Clôture de la table ronde :

Nelly Grassin animatrice de la réunion pour Armateurs de France demande à ce qu'il y ait une présence militaire permanente dans le golfe de Guinée car la majorité des actes se fait maintenant dans les eaux internationales ce qui permettrait à nos marines d'intervenir.

Jacques Gérault président du comité Sûreté/Sécurité chez Armateurs de France a conclu cette rencontre.
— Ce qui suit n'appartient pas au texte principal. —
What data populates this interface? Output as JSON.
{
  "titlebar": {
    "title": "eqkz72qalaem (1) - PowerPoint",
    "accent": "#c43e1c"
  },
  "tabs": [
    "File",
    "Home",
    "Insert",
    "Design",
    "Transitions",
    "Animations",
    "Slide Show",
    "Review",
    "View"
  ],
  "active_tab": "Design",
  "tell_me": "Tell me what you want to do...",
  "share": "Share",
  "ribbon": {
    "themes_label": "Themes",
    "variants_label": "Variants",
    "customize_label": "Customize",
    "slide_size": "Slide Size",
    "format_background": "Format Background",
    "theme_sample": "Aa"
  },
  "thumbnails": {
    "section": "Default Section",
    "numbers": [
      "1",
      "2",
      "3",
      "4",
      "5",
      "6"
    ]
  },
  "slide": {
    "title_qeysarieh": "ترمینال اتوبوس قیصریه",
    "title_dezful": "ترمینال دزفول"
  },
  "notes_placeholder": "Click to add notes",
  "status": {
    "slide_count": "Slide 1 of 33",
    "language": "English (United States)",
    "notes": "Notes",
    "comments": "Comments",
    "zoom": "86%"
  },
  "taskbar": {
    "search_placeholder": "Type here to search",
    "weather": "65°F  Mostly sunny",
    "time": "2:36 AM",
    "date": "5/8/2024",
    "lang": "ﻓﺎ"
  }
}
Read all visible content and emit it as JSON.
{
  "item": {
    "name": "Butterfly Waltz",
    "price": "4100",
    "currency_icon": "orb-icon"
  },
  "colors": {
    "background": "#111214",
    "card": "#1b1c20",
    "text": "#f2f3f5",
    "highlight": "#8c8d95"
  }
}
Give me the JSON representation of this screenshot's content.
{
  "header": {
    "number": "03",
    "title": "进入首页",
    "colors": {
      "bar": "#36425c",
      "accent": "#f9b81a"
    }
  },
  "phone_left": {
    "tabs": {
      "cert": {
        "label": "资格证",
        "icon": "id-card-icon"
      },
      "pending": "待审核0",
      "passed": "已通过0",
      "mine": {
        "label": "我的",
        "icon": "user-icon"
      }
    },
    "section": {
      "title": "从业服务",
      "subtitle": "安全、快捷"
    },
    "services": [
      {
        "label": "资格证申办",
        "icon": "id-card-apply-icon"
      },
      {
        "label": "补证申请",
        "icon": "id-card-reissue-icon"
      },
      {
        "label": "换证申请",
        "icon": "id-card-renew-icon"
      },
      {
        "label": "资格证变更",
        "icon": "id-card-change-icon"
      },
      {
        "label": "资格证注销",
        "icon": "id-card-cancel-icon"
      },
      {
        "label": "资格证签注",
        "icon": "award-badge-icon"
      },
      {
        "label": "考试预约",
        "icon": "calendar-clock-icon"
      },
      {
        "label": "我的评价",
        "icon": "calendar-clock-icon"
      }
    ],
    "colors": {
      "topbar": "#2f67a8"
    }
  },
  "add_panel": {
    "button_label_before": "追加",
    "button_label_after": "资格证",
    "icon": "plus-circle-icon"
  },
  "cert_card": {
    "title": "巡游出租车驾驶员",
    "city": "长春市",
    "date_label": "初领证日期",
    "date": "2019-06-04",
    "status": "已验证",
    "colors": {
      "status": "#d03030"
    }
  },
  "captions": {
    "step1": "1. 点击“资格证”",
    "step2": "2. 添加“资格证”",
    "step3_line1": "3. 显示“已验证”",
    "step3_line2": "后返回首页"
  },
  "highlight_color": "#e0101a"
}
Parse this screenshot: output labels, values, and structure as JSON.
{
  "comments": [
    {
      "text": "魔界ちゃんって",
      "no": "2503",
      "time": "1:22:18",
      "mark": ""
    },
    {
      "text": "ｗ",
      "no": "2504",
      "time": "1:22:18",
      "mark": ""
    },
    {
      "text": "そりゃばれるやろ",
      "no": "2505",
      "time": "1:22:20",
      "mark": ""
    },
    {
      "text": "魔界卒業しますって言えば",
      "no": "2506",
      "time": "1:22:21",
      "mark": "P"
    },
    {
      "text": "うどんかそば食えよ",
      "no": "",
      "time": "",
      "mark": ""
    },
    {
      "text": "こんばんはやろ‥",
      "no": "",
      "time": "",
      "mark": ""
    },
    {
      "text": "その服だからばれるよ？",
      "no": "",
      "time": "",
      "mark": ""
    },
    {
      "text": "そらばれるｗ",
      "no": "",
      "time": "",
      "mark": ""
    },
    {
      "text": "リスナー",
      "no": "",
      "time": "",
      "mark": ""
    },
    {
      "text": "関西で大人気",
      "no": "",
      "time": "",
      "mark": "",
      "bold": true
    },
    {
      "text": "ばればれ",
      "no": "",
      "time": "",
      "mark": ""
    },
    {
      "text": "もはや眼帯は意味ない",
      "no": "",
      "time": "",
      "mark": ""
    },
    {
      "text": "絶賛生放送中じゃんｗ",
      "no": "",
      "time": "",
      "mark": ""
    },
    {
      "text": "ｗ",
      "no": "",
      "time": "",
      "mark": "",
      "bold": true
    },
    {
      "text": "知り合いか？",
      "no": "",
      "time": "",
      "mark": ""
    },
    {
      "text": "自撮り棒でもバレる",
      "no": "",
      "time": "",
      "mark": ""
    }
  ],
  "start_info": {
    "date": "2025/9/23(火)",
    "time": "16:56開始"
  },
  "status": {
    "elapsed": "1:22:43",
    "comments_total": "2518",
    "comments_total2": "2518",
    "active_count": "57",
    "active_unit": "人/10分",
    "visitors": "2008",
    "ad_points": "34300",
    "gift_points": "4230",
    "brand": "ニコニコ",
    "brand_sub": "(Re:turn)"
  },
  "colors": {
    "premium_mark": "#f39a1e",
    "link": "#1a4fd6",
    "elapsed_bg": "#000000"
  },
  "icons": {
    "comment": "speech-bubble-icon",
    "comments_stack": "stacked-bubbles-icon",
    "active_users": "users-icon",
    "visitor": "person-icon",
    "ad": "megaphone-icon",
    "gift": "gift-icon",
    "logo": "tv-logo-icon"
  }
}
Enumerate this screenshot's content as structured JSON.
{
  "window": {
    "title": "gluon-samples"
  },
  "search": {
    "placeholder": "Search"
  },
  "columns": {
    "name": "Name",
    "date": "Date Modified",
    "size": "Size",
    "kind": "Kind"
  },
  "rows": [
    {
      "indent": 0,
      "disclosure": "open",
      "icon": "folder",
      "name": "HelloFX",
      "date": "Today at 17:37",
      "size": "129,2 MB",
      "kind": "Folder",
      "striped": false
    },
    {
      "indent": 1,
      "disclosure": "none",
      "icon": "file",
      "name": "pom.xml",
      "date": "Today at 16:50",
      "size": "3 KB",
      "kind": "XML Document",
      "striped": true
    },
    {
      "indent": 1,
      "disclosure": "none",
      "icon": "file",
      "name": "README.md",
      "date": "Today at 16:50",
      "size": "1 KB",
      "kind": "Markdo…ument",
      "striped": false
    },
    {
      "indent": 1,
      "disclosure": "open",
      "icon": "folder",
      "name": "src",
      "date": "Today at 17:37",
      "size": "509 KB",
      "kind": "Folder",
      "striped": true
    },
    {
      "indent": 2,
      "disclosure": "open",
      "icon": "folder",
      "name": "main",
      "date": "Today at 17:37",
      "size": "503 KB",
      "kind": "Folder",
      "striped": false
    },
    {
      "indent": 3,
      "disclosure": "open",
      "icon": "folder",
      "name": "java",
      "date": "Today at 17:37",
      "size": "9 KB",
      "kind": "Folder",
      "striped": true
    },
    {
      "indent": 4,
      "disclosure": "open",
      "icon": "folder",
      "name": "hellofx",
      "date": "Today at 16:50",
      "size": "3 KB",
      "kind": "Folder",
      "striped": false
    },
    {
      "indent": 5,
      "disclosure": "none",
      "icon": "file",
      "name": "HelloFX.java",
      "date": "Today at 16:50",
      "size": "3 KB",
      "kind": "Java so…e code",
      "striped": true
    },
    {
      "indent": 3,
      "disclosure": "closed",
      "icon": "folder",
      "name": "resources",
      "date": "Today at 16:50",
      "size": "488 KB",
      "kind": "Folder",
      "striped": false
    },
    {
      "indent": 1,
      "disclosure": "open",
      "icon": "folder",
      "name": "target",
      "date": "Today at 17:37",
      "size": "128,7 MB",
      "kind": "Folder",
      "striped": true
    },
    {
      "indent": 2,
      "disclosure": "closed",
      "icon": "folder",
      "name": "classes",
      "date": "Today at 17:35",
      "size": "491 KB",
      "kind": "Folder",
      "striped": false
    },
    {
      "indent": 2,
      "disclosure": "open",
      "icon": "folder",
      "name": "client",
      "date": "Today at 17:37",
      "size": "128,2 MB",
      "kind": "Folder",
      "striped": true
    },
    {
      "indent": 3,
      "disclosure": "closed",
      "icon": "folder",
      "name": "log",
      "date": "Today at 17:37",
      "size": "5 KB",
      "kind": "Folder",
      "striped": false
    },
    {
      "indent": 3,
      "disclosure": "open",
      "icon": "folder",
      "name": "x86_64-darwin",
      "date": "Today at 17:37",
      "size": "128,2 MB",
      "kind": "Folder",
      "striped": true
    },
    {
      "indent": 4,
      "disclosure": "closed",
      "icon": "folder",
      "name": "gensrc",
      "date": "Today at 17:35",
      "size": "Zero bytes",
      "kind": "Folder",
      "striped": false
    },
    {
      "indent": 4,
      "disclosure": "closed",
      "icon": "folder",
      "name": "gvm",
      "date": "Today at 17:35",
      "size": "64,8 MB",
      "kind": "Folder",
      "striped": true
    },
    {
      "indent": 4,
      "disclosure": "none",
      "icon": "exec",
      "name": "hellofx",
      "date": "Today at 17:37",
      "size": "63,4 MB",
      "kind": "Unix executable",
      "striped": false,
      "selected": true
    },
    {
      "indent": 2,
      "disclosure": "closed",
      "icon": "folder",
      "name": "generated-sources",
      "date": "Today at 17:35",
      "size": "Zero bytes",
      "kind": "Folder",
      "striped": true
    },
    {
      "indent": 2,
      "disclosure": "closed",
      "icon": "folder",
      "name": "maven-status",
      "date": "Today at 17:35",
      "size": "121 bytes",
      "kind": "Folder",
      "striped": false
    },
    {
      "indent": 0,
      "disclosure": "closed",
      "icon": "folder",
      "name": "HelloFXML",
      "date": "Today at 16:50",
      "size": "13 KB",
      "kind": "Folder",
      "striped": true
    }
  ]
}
Concernant la covid-19, il a insisté sur la solidarité, la fluidité des échanges public/privé et l'intérêt de la cellule interministérielle de crise au sein du RIF. La crise sanitaire a permis aux différents acteurs de mieux se connaître. Il reste cependant des points à améliorer : continuer l'intégration par un maximum de pays des marins comme travailleurs essentiels, augmenter le nombre des hubs de relève d'équipage, mettre en place et perfectionner des corridors port/aéroport. Concernant les relations avec la Marine nationale, il a dit souhaiter multiplier les formations communes, notamment concernant la cyber sécurité. Il a rappelé le problème commun aux deux marines de la fidélisation des marins. Concernant la piraterie il n'a pas caché son pessimisme devant la dégradation de la situation et a réitéré la demande d'une présence réelle des marines de guerre dans le golfe de Guinée.

Conclusion :

Cette rencontre Marine-Armateurs était très intéressante et la présence de l'AFCAN bienvenue. Tous les acteurs ont une vision réaliste de la situation et une bonne conscience de problèmes. J'ai notamment été agréablement surpris par le niveau de conscience et de prise en compte de la détresse des marins coincés en mer par la crise du Covid-19. Si la France a été, il faut le souligner, bien plus réactive dans sa gestion de la crise que bien des États, la situation n'est pas pour autant redevenue normale, et l'arrivée de la seconde vague en Europe risque d'apporter de nouvelles difficultés. Concernant la piraterie, le constat d'échec est global, la situation empire et il est nécessaire que les choses soient prises en main rapidement et efficacement. On ne peut pas laisser le golfe de Guinée avec plus de 100 attaques et plus de 100 otages par an sans réagir. Espérons donc que les autorités auront entendu le cri d'alerte des armateurs.